Nordegren thinks that maintaining this level of energy and instilling employees with a strong sense of responsibility is crucial to success. “I’m a huge believer that the reason why some start-ups fail is that they stop innovating or stop trying alternative solutions,” he said. “It’s stressful to work at this tempo at all times. But it’s the only thing that’s keeping you alive. If you think of the company as a person, then it has a heart. If the heart decides to just stop beating for a while, then it doesn’t take very long for everything else to die. And I think the heart, in this case, is really that energetic culture. The part that’s asking, how fast can we run as a team? How far can we get?”
The next step for Karma, Nordegren hopes, is international expansion. The company has recently launched an Ambassador programme, where anyone can take the app to their city. “There’s been a crazy boom in applications over the last couple of months,” he said. “People are realising that they want to do something different after COVID-19, I guess.”

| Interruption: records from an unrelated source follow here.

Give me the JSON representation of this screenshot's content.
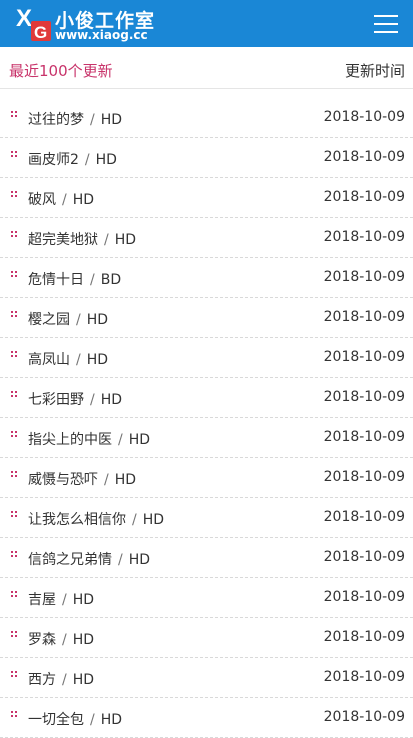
{
  "header": {
    "logo_mark_letters": "XG",
    "site_name": "小俊工作室",
    "site_url": "www.xiaog.cc",
    "menu_icon": "hamburger-menu-icon",
    "colors": {
      "bar": "#1a87d6",
      "accent": "#c8336a"
    }
  },
  "section": {
    "title": "最近100个更新",
    "time_label": "更新时间"
  },
  "items": [
    {
      "name": "过往的梦",
      "quality": "HD",
      "date": "2018-10-09"
    },
    {
      "name": "画皮师2",
      "quality": "HD",
      "date": "2018-10-09"
    },
    {
      "name": "破风",
      "quality": "HD",
      "date": "2018-10-09"
    },
    {
      "name": "超完美地狱",
      "quality": "HD",
      "date": "2018-10-09"
    },
    {
      "name": "危情十日",
      "quality": "BD",
      "date": "2018-10-09"
    },
    {
      "name": "樱之园",
      "quality": "HD",
      "date": "2018-10-09"
    },
    {
      "name": "高凤山",
      "quality": "HD",
      "date": "2018-10-09"
    },
    {
      "name": "七彩田野",
      "quality": "HD",
      "date": "2018-10-09"
    },
    {
      "name": "指尖上的中医",
      "quality": "HD",
      "date": "2018-10-09"
    },
    {
      "name": "威慑与恐吓",
      "quality": "HD",
      "date": "2018-10-09"
    },
    {
      "name": "让我怎么相信你",
      "quality": "HD",
      "date": "2018-10-09"
    },
    {
      "name": "信鸽之兄弟情",
      "quality": "HD",
      "date": "2018-10-09"
    },
    {
      "name": "吉屋",
      "quality": "HD",
      "date": "2018-10-09"
    },
    {
      "name": "罗森",
      "quality": "HD",
      "date": "2018-10-09"
    },
    {
      "name": "西方",
      "quality": "HD",
      "date": "2018-10-09"
    },
    {
      "name": "一切全包",
      "quality": "HD",
      "date": "2018-10-09"
    }
  ]
}
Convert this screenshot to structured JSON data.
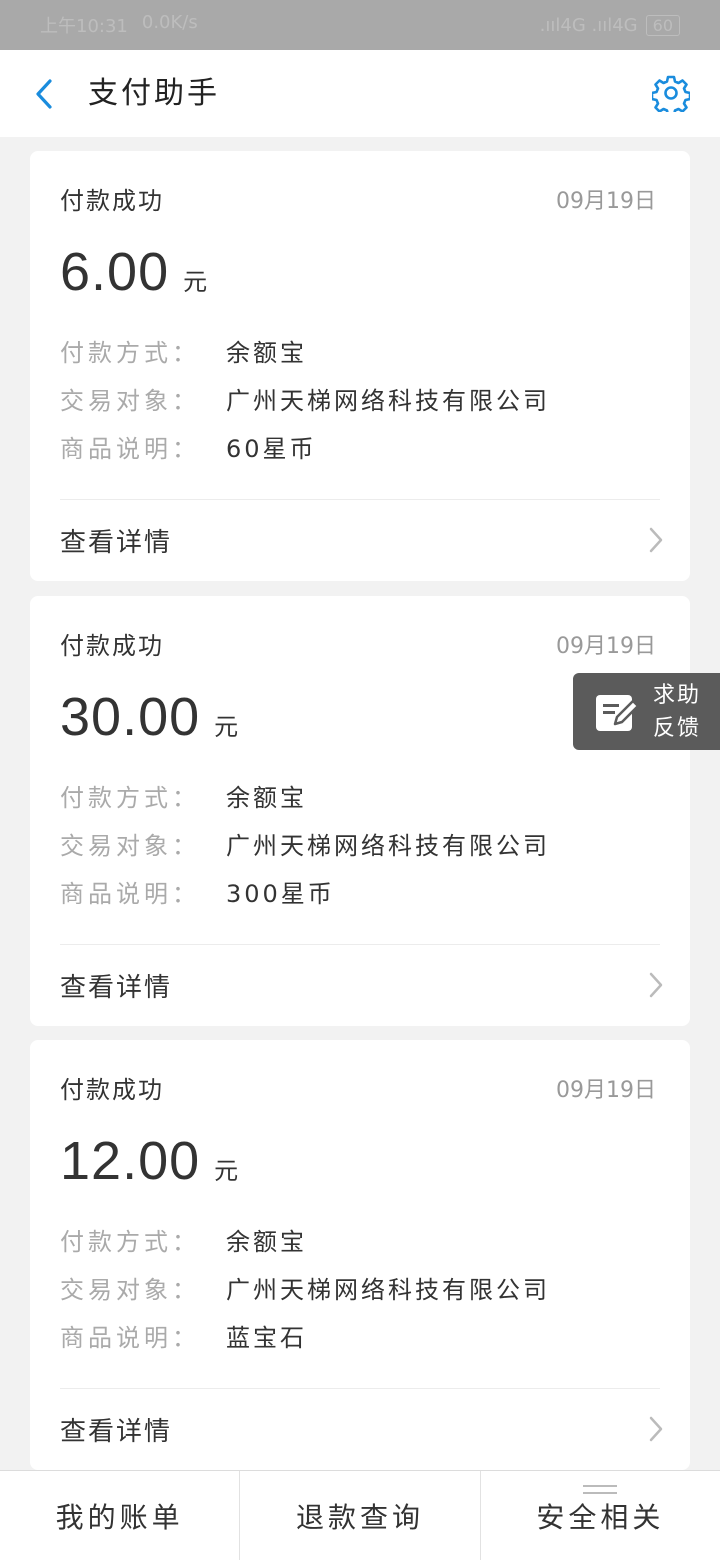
{
  "status_bar": {
    "time": "上午10:31",
    "speed": "0.0K/s",
    "signal": ".ııl4G .ııl4G",
    "battery": "60"
  },
  "nav": {
    "title": "支付助手"
  },
  "labels": {
    "method": "付款方式：",
    "counterparty": "交易对象：",
    "description": "商品说明：",
    "unit": "元",
    "view_detail": "查看详情"
  },
  "cards": [
    {
      "status": "付款成功",
      "date": "09月19日",
      "amount": "6.00",
      "method": "余额宝",
      "counterparty": "广州天梯网络科技有限公司",
      "description": "60星币"
    },
    {
      "status": "付款成功",
      "date": "09月19日",
      "amount": "30.00",
      "method": "余额宝",
      "counterparty": "广州天梯网络科技有限公司",
      "description": "300星币"
    },
    {
      "status": "付款成功",
      "date": "09月19日",
      "amount": "12.00",
      "method": "余额宝",
      "counterparty": "广州天梯网络科技有限公司",
      "description": "蓝宝石"
    }
  ],
  "float_help": {
    "line1": "求助",
    "line2": "反馈",
    "icon": "edit-icon"
  },
  "tabs": [
    {
      "label": "我的账单"
    },
    {
      "label": "退款查询"
    },
    {
      "label": "安全相关",
      "icon": "menu-icon"
    }
  ],
  "colors": {
    "accent": "#1a8cdd",
    "background": "#f2f2f2",
    "status_bar": "#a9a9a9",
    "float_help": "#5b5b5b"
  }
}
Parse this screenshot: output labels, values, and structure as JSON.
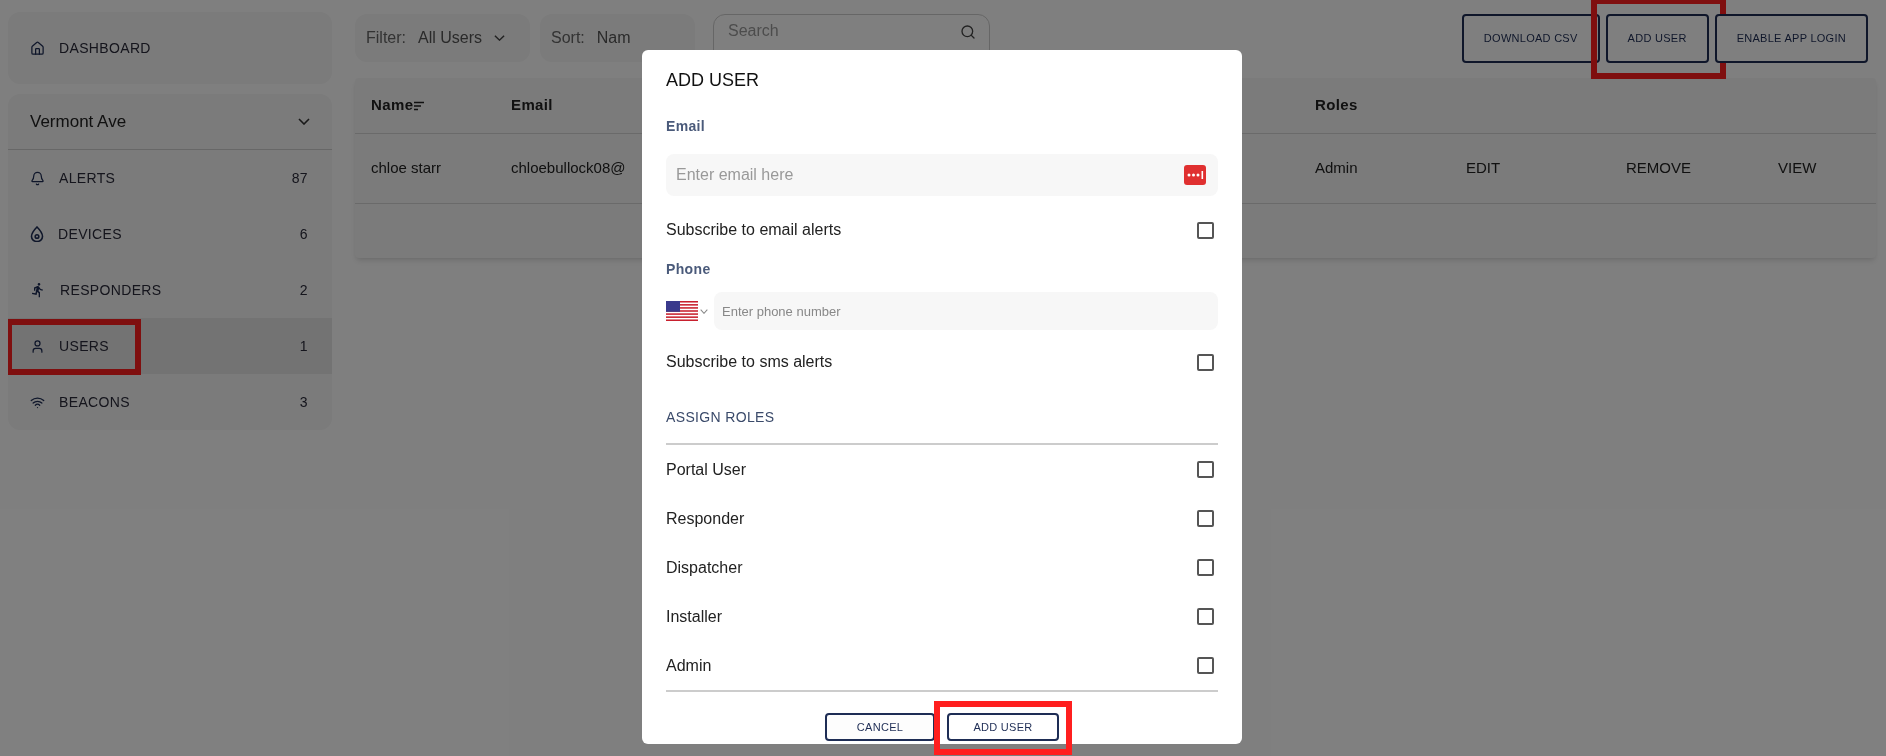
{
  "sidebar": {
    "dashboard": {
      "label": "DASHBOARD"
    },
    "venue": {
      "label": "Vermont Ave"
    },
    "items": [
      {
        "label": "ALERTS",
        "count": "87",
        "selected": false,
        "highlighted": false
      },
      {
        "label": "DEVICES",
        "count": "6",
        "selected": false,
        "highlighted": false
      },
      {
        "label": "RESPONDERS",
        "count": "2",
        "selected": false,
        "highlighted": false
      },
      {
        "label": "USERS",
        "count": "1",
        "selected": true,
        "highlighted": true
      },
      {
        "label": "BEACONS",
        "count": "3",
        "selected": false,
        "highlighted": false
      }
    ]
  },
  "toolbar": {
    "filter": {
      "label": "Filter:",
      "value": "All Users"
    },
    "sort": {
      "label": "Sort:",
      "value": "Nam"
    },
    "search": {
      "placeholder": "Search"
    },
    "buttons": [
      {
        "label": "DOWNLOAD CSV",
        "highlighted": false
      },
      {
        "label": "ADD USER",
        "highlighted": true
      },
      {
        "label": "ENABLE APP LOGIN",
        "highlighted": false
      }
    ]
  },
  "table": {
    "columns": [
      "Name",
      "Email",
      "Roles"
    ],
    "rows": [
      {
        "name": "chloe starr",
        "email": "chloebullock08@",
        "roles": "Admin",
        "actions": [
          "EDIT",
          "REMOVE",
          "VIEW"
        ]
      }
    ]
  },
  "modal": {
    "title": "ADD USER",
    "email_label": "Email",
    "email_placeholder": "Enter email here",
    "email_subscribe": {
      "label": "Subscribe to email alerts",
      "checked": false
    },
    "phone_label": "Phone",
    "phone_placeholder": "Enter phone number",
    "sms_subscribe": {
      "label": "Subscribe to sms alerts",
      "checked": false
    },
    "roles_heading": "ASSIGN ROLES",
    "roles": [
      {
        "label": "Portal User",
        "checked": false
      },
      {
        "label": "Responder",
        "checked": false
      },
      {
        "label": "Dispatcher",
        "checked": false
      },
      {
        "label": "Installer",
        "checked": false
      },
      {
        "label": "Admin",
        "checked": false
      }
    ],
    "buttons": [
      {
        "kind": "secondary",
        "label": "CANCEL",
        "highlighted": false
      },
      {
        "kind": "primary",
        "label": "ADD USER",
        "highlighted": true
      }
    ]
  }
}
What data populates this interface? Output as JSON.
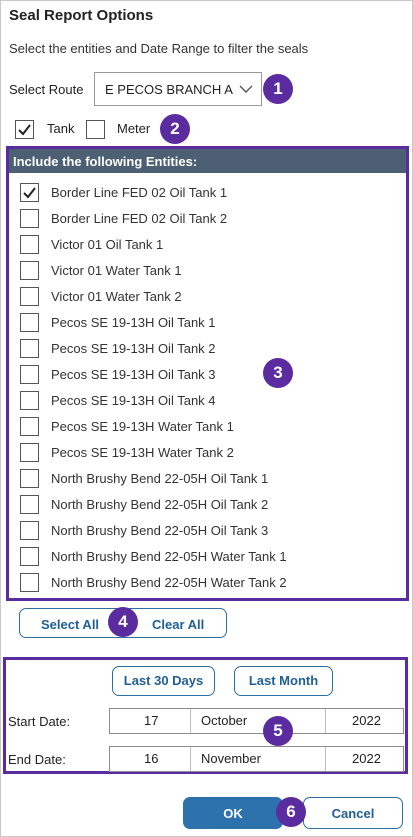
{
  "dialog": {
    "title": "Seal Report Options",
    "subtitle": "Select the entities and Date Range to filter the seals"
  },
  "route": {
    "label": "Select Route",
    "value": "E PECOS BRANCH A"
  },
  "filters": {
    "tank": {
      "label": "Tank",
      "checked": true
    },
    "meter": {
      "label": "Meter",
      "checked": false
    }
  },
  "entities": {
    "header": "Include the following Entities:",
    "items": [
      {
        "label": "Border Line FED 02 Oil Tank 1",
        "checked": true
      },
      {
        "label": "Border Line FED 02 Oil Tank 2",
        "checked": false
      },
      {
        "label": "Victor 01 Oil Tank 1",
        "checked": false
      },
      {
        "label": "Victor 01 Water Tank 1",
        "checked": false
      },
      {
        "label": "Victor 01 Water Tank 2",
        "checked": false
      },
      {
        "label": "Pecos SE 19-13H Oil Tank 1",
        "checked": false
      },
      {
        "label": "Pecos SE 19-13H Oil Tank 2",
        "checked": false
      },
      {
        "label": "Pecos SE 19-13H Oil Tank 3",
        "checked": false
      },
      {
        "label": "Pecos SE 19-13H Oil Tank 4",
        "checked": false
      },
      {
        "label": "Pecos SE 19-13H Water Tank 1",
        "checked": false
      },
      {
        "label": "Pecos SE 19-13H Water Tank 2",
        "checked": false
      },
      {
        "label": "North Brushy Bend 22-05H Oil Tank 1",
        "checked": false
      },
      {
        "label": "North Brushy Bend 22-05H Oil Tank 2",
        "checked": false
      },
      {
        "label": "North Brushy Bend 22-05H Oil Tank 3",
        "checked": false
      },
      {
        "label": "North Brushy Bend 22-05H Water Tank 1",
        "checked": false
      },
      {
        "label": "North Brushy Bend 22-05H Water Tank 2",
        "checked": false
      }
    ]
  },
  "selection_buttons": {
    "select_all": "Select All",
    "clear_all": "Clear All"
  },
  "date_range": {
    "last_30_days": "Last 30 Days",
    "last_month": "Last Month",
    "start": {
      "label": "Start Date:",
      "day": "17",
      "month": "October",
      "year": "2022"
    },
    "end": {
      "label": "End Date:",
      "day": "16",
      "month": "November",
      "year": "2022"
    }
  },
  "footer": {
    "ok": "OK",
    "cancel": "Cancel"
  },
  "callouts": [
    "1",
    "2",
    "3",
    "4",
    "5",
    "6"
  ],
  "colors": {
    "callout": "#5b2ca0",
    "header_bg": "#4d5f73",
    "primary": "#2d72ad"
  }
}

Being driven by social purpose, Nordegren said, means there is no shortage of motivation among the team. It may have been a happy accident that they stumbled upon the issue of food waste. But it has become the company’s defining mission.
“The only common theme that I’ve heard from other entrepreneurs is that you’re going to have to go at it for years through ups and downs, and you need to be convinced that you’re doing this no matter what. And I think this was our conviction. Once we saw the problem, it was clear to us that we just wanted to solve it. That’s been true ever since,” Nordegren said. “I’m very happy that we didn’t go with that deal-finding app in the end.”